Before You Reframe It, You Have to Empty It
Here’s the part no one wants to hear — and the part I was missing for years:
The emotional reaction you have to money isn’t just a thought pattern. It is energy stored in your body. And until you neutralize it, no amount of reframing will hold. If the belief is still emotionally alive inside you — if it still carries anger, grief, fear, shame, or resentment — affirmations will feel fake. Reframes will feel hollow. You’ll need to repeat them thousands of times and still feel that quiet, nagging question: but how? Because your nervous system is still in protection mode. Before I could shift anything around money, I had to let myself feel everything I had suppressed about it.
The unfairness. The jealousy. The exhaustion. The anger at working so hard. The grief of feeling overlooked. The fear of instability.

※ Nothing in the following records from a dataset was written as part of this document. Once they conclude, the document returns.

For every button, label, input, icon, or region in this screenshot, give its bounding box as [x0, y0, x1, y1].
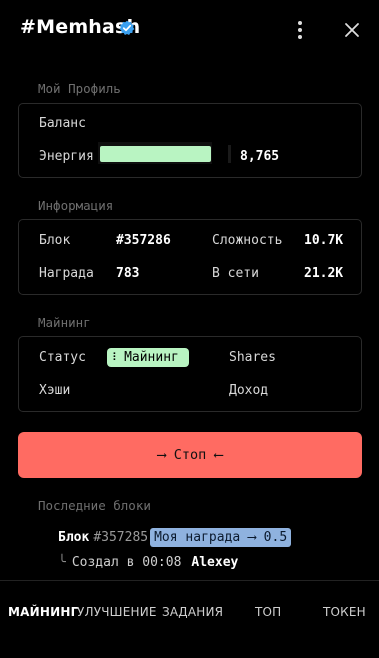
energy-label: Энергия [39, 149, 94, 164]
info-section-label: Информация [38, 198, 114, 213]
close-icon[interactable] [340, 18, 364, 42]
tree-corner-icon: ╰ [58, 555, 66, 570]
energy-value: 8,765 [240, 149, 280, 164]
status-badge: ⠇ Майнинг [107, 348, 189, 367]
app-header: #Memhash [0, 0, 379, 60]
reward-label: Награда [39, 266, 94, 281]
shares-label: Shares [229, 350, 276, 365]
block-value: #357286 [116, 233, 171, 248]
recent-blocks-label: Последние блоки [38, 498, 151, 513]
energy-fill [100, 146, 211, 162]
verified-badge-icon [119, 20, 135, 35]
author-name: Alexey [191, 555, 239, 570]
hashes-label: Хэши [39, 383, 71, 398]
nav-item-token[interactable]: ТОКЕН [323, 605, 366, 619]
income-label: Доход [229, 383, 269, 398]
status-label: Статус [39, 350, 86, 365]
spinner-icon: ⠇ [112, 351, 121, 364]
recent-block-creator-row: ╰ Создал в 00:08 Alexey [58, 555, 238, 570]
recent-block-number: #357285 [93, 530, 149, 545]
nav-item-mining[interactable]: МАЙНИНГ [8, 605, 78, 619]
energy-bar-end [228, 145, 231, 163]
recent-block-label: Блок [58, 530, 90, 545]
recent-block-row: Блок #357285 Моя награда ⟶ 0.5 [58, 528, 292, 547]
balance-label: Баланс [39, 116, 86, 131]
energy-progress-bar [98, 142, 228, 164]
online-label: В сети [212, 266, 259, 281]
my-reward-badge: Моя награда ⟶ 0.5 [150, 528, 292, 547]
difficulty-label: Сложность [212, 233, 283, 248]
nav-item-upgrade[interactable]: УЛУЧШЕНИЕ [77, 605, 157, 619]
mining-section-label: Майнинг [38, 315, 91, 330]
mining-panel [18, 336, 362, 412]
nav-item-tasks[interactable]: ЗАДАНИЯ [162, 605, 223, 619]
info-panel [18, 219, 362, 295]
bottom-nav: МАЙНИНГ УЛУЧШЕНИЕ ЗАДАНИЯ ТОП ТОКЕН [0, 580, 379, 658]
status-value: Майнинг [124, 350, 179, 365]
nav-item-top[interactable]: ТОП [255, 605, 281, 619]
stop-button[interactable]: ⟶ Стоп ⟵ [18, 432, 362, 478]
created-text: Создал в 00:08 [71, 555, 182, 570]
reward-value: 783 [116, 266, 140, 281]
block-label: Блок [39, 233, 71, 248]
difficulty-value: 10.7K [304, 233, 344, 248]
online-value: 21.2K [304, 266, 344, 281]
more-options-icon[interactable] [288, 18, 312, 42]
profile-panel [18, 103, 362, 178]
profile-section-label: Мой Профиль [38, 81, 121, 96]
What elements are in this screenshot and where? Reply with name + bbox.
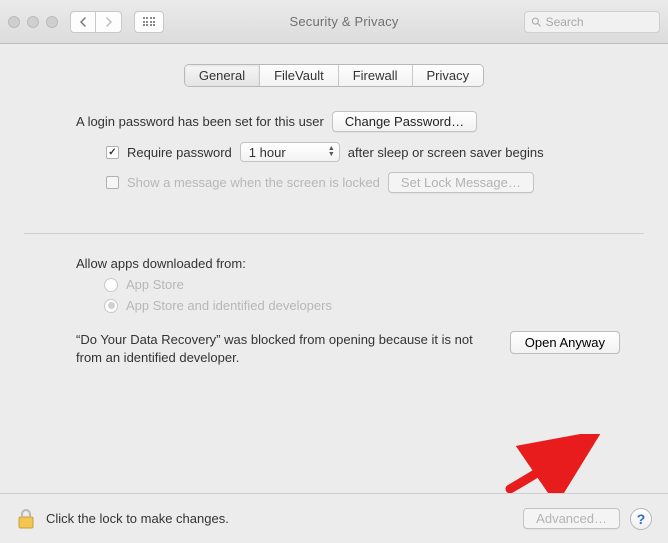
back-button[interactable] [70,11,96,33]
allow-appstore-radio [104,278,118,292]
tab-filevault[interactable]: FileVault [260,65,339,86]
tab-general[interactable]: General [185,65,260,86]
login-password-text: A login password has been set for this u… [76,114,324,129]
open-anyway-button[interactable]: Open Anyway [510,331,620,354]
select-arrows-icon: ▲▼ [328,146,335,158]
allow-identified-row: App Store and identified developers [104,298,644,313]
grid-icon [143,17,156,26]
titlebar: Security & Privacy [0,0,668,44]
search-field[interactable] [524,11,660,33]
allow-apps-heading: Allow apps downloaded from: [76,256,644,271]
show-message-row: Show a message when the screen is locked… [106,172,644,193]
help-button[interactable]: ? [630,508,652,530]
zoom-window-icon[interactable] [46,16,58,28]
content-area: General FileVault Firewall Privacy A log… [0,44,668,493]
tabs: General FileVault Firewall Privacy [184,64,484,87]
tab-privacy[interactable]: Privacy [413,65,484,86]
lock-text: Click the lock to make changes. [46,511,513,526]
minimize-window-icon[interactable] [27,16,39,28]
tab-firewall[interactable]: Firewall [339,65,413,86]
general-panel: A login password has been set for this u… [0,87,668,366]
require-password-delay-value: 1 hour [249,145,286,160]
show-message-checkbox[interactable] [106,176,119,189]
footer: Click the lock to make changes. Advanced… [0,493,668,543]
allow-identified-label: App Store and identified developers [126,298,332,313]
lock-icon[interactable] [16,507,36,531]
require-password-row: Require password 1 hour ▲▼ after sleep o… [106,142,644,162]
nav-group [70,11,122,33]
require-password-checkbox[interactable] [106,146,119,159]
allow-identified-radio [104,299,118,313]
search-input[interactable] [546,15,653,29]
allow-appstore-label: App Store [126,277,184,292]
blocked-app-message: “Do Your Data Recovery” was blocked from… [76,331,498,366]
forward-button[interactable] [96,11,122,33]
annotation-arrow-icon [498,434,603,494]
window-title: Security & Privacy [170,14,518,29]
set-lock-message-button: Set Lock Message… [388,172,534,193]
require-password-delay-select[interactable]: 1 hour ▲▼ [240,142,340,162]
close-window-icon[interactable] [8,16,20,28]
blocked-app-row: “Do Your Data Recovery” was blocked from… [24,331,644,366]
advanced-button[interactable]: Advanced… [523,508,620,529]
change-password-button[interactable]: Change Password… [332,111,477,132]
section-divider [24,233,644,234]
show-message-label: Show a message when the screen is locked [127,175,380,190]
show-all-button[interactable] [134,11,164,33]
allow-apps-section: Allow apps downloaded from: App Store Ap… [24,256,644,313]
require-password-label: Require password [127,145,232,160]
tabs-container: General FileVault Firewall Privacy [0,44,668,87]
allow-appstore-row: App Store [104,277,644,292]
login-password-row: A login password has been set for this u… [76,111,644,132]
window-controls [8,16,58,28]
after-sleep-text: after sleep or screen saver begins [348,145,544,160]
search-icon [531,16,542,28]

I didn’t process it intellectually. I let myself feel it until it burned out. I said it out loud — the ugliest, most unreasonable, most embarrassing versions of it. It felt like throwing up poison that had been stored in my body for years. And there’s a moment in deep emotional release — if you’ve experienced it, you know — where you cry so hard there are no more tears left. Or the anger peaks so intensely you scream, and then it dissolves. And what’s left afterward is not chaos. It’s quiet. It’s peace. It’s that exhale of: ah. It’s gone.
That’s when the shift happens. Not when you convince yourself of abundance. Not when you repeat affirmations. But when the emotional charge leaves your body. Emotion is energy in motion. If it’s not allowed to move, it stays stored. And stored emotion becomes subconscious identity. And subconscious identity becomes your financial ceiling.
When I fully felt the grief around ‘money never chose me,’ something emptied. It stopped being a wound and became just information.
That’s the difference.
You cannot build wealth consciousness on top of suppressed scarcity emotion. It will collapse under pressure every time. But when you fully empty the emotional container — when you let yourself feel the worst of it without trying to fix it — something extraordinary happens. The belief loses its charge. It becomes neutral. And neutrality is where wealth can finally land. Because neutrality means safety.
So before you ask, ‘What should I believe instead?’ Ask first: ‘Have I allowed myself to fully feel what’s already here?’
Don’t bypass it. Don’t spiritually override it. Let it move. And when it leaves — clarity will arise on its own. You won’t need to force a new belief. It will just be there.
Have you ever allowed yourself to fully feel into your money beliefs — even all the ugliness, all the shame, all the things you think make you a bad person for feeling? I’d love to know where you are in this journey.